I'm sure you've heard the expression, "You can't take it with you." Well, that might be the case, but selfish as it may be, there are a few worldly possessions I don't want to let go of. My one-year medallion from Alcoholics Anonymous means so much more to me than to anyone else who finds it in their possession. When I received it 17 years ago, I remember the weight of it in my hand and feeling so upset because they had engraved the incorrect spelling of my name.
All these years later, I see the beauty in that imperfection, and how it has come to define my life in sobriety. The second item I would like to take with me is my finisher's medal from the Comrades Marathon in South Africa. To this day, I'm still in awe at the amount of courage it took for me to step completely out of my comfort zone and head halfway across the world to run 89 km up and down the unrelenting terrain of South Africa. The final item I want to take with me to my grave is my pettiness that has been my undoing on so many occasions in my life--the world would be a much better place with less of that negativity left to linger.
I had a much harder time deciding what three things I'd choose to leave behind. My first choice would be my wedding ring, and my hope is that it finds its way to my son. To me this little band signifies all the valleys my wife and I have climbed out of and all the mountain peaks we have reached together. The best advice I could give my son is to not find a partner who "completes you", but rather, find someone who helps you "find yourself."

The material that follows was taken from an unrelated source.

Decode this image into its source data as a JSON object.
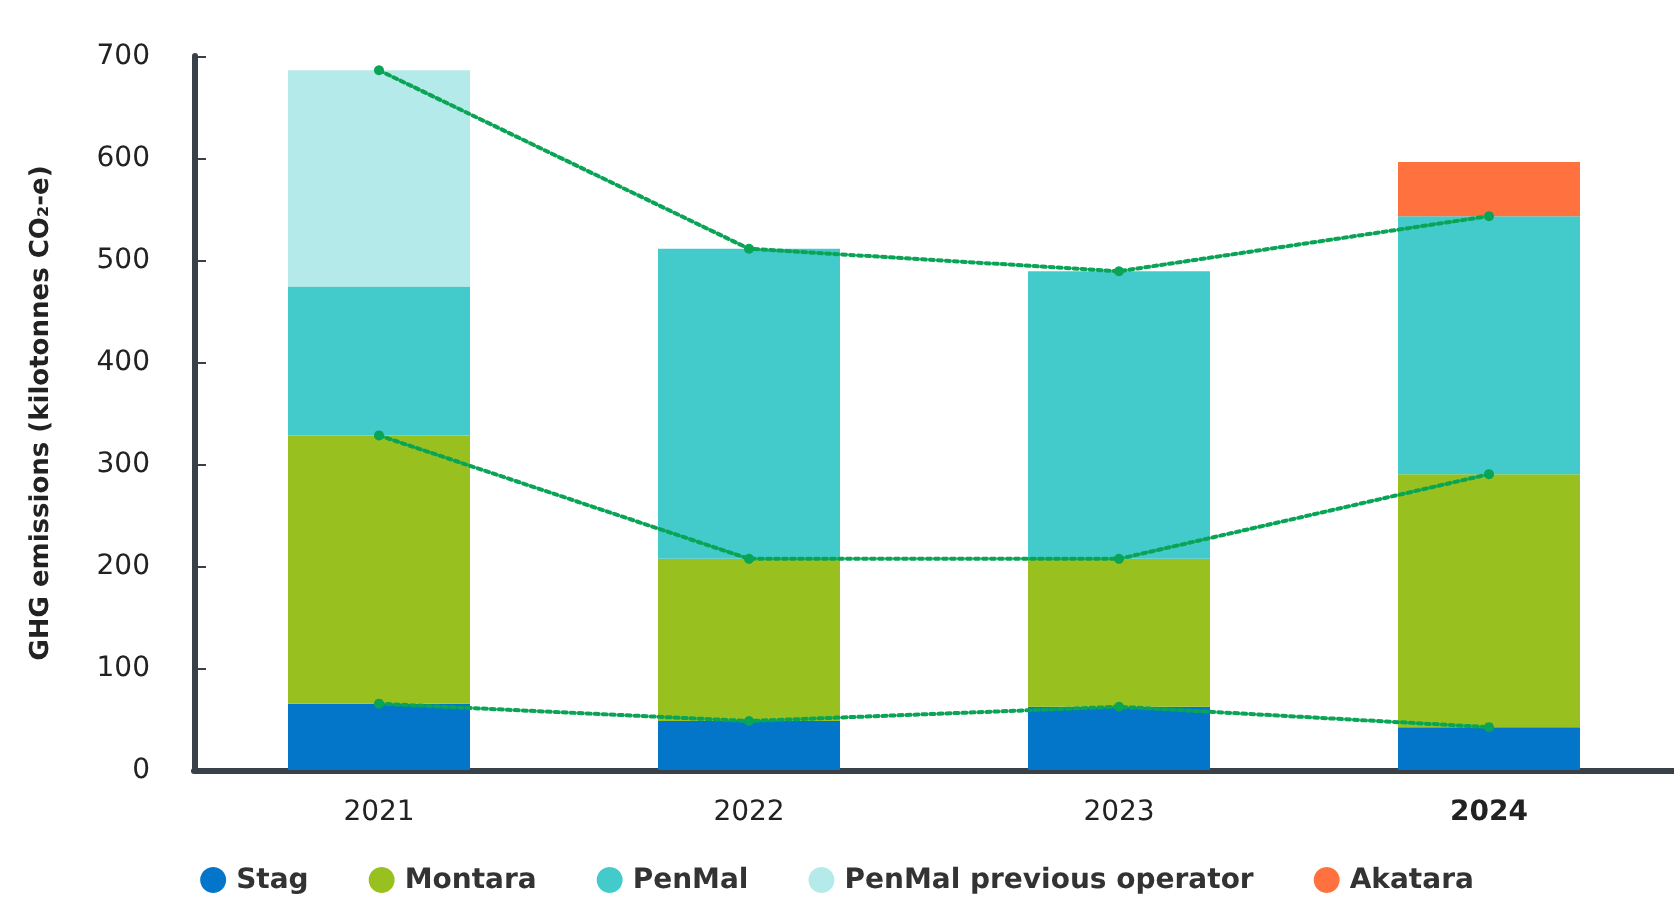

My second choice to leave behind is my depth of strength that comes from being a survivor. I honestly believe that in this life, we are only given what we can manage. There are times when we feel that something is beyond us, but those are the times we mine the parts of us that make us superior to circumstance. The final thing I would leave behind is my sense of humor; albeit tinged with irreverence, it has buoyed me through some very tense moments throughout the years.
And last but not least are the three words I'd like engraved on my headstone. Every life is marked by two dates and a dash, the year we came in and the year we go out. Today, my life is all about "living the dash." The 3 words that anchor me to that dash are: gratitude, surrender, and resilience.
I invite you to find a quiet place, sit down, and craft your own list of three.